Aus einer europäischen Privatsammlung wird eine unbetitelte Bienenwachsskulptur von Robert Gober eingeliefert: Der verkürzte männliche Torso von hinten zeigt einen blassen, haarigen Po, über den sich Musiknoten ziehen, so wie Gober es auf einem Detail in Hieronymus Boschs „Garten der Lüste“ entdeckt hat.

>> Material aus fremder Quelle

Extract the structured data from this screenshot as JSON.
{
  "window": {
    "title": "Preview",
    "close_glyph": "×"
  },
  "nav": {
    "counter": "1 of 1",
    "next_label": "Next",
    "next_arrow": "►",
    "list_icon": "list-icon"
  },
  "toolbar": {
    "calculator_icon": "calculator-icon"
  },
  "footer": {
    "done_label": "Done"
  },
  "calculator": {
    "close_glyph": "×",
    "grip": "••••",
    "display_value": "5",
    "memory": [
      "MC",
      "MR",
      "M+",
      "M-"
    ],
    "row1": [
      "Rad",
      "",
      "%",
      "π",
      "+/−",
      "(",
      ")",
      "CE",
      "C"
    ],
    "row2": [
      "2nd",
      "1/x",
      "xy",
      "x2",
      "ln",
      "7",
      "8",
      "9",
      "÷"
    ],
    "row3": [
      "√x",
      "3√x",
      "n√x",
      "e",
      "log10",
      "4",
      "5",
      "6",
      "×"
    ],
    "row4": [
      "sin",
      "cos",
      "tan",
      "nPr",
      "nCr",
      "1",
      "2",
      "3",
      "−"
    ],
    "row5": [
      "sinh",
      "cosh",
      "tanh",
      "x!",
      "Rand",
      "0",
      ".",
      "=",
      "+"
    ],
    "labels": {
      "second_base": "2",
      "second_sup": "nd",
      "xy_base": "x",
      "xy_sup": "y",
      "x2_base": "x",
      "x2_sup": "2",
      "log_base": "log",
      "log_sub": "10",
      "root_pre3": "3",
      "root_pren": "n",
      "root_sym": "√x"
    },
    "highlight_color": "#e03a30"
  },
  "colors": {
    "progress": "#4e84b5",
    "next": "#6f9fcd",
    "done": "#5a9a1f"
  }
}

Gober bei Phillips de Pury

Die gleiche Taxe trägt Gobers Skulptur „Untitled“ der Jahre 1993/94, die am nächsten Abend bei Phillips de Pury unter den Hammer kommt. Gober hat eine Schachtel Frühstücksflocken der Marke Farina in monumentaler Größe nachgebaut.

Neben Werken von Gursky, Trockel, Kiefer, Baldessari, Kelley, Kapoor und Grotjahn wird bei Phillips auch wieder chinesische Malerei aus den letzten vier Jahren aufgerufen, etwa Wang Guangyi mit „Porsche“, Yue Minjun mit seinen breit grinsenden Männern „Backyard Garden“ und Feng Zhengjie mit „Chinese Portrait L Series 2006“. Insgesamt versteigert Phillips an diesem Abend 43 Lose für geschätzte zwölf bis siebzehn Millionen Dollar, während 2008 noch 64 Lose 59 Millionen Dollar Umsatz brachten.